A bowl of fruit. Okay, the fruit was from a can, but no bowl of fruit had ever looked better or tasted more delicious. Big, fluffy pancakes with maple syrup. And just in case the pancakes weren’t enough, toasted bagels from what tuned out to be a working freezer.
He’d topped the bagel halves with blueberry jam.
“If you were a New Yorker,” Alessandra said primly as she popped the last bit of a jam-smothered bagel into her mouth, “you’d know that you never put jam on bagels.”
“Says the lady born in… What part of Italy was it?”

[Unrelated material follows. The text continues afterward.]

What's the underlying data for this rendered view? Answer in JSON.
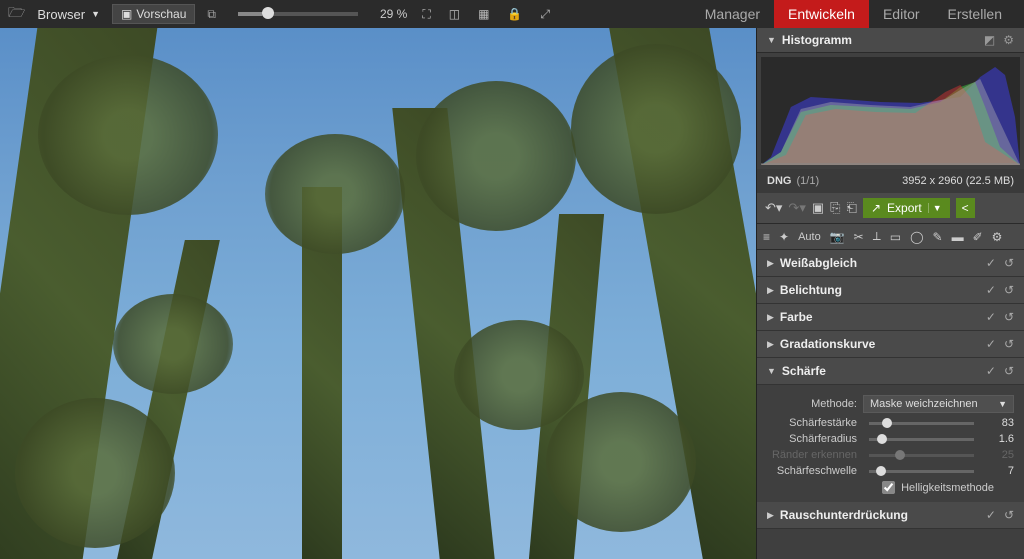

“A village in Sicily nobody ever heard of.”
She licked a drop of jam off her thumb.
Tanner reached across the table, snagged her hand and brought it to his lips.
“Lieutenant Akecheta at your service, ma’am,” he said, letting his tongue take the place of hers.
“And such excellent service it is, Lieutenant,” she said, while her heart skipped a beat.
He grinned. Oh, what a gorgeous grin he had.
“We aim to please, ma’am.”
She laughed. So did he. Amazing, she thought, that acts of terror and brutality had brought her to a moment of such incredible joy.
“You know, Lieutenant, I think it’s time I made a confession.”
Tanner sat back, his arms folded over his chest. “Go for it, Bellini. I’m ready.”
“When you didn’t realize that FURever was about protecting wildlife?” She sighed. “It was the name. Not you. I’d tried to tell them that the name was, you know, cute, but maybe misleading…What?”
“Nice try, honey, but it was definitely me. I had this stereotype in my head. Beautiful woman. Spoiled silly…”
“You’re the one who’s spoiling me. And I have to admit, I love it.” She smiled as he leaned forward and reached for her hand. “Your turn,” she said.
“My turn for what?”
“To tell me where you’re from, for starters.”
Tanner let go of her hand, from the table, got the coffeepot from the counter, took two blue mugs from a shelf, and filled them.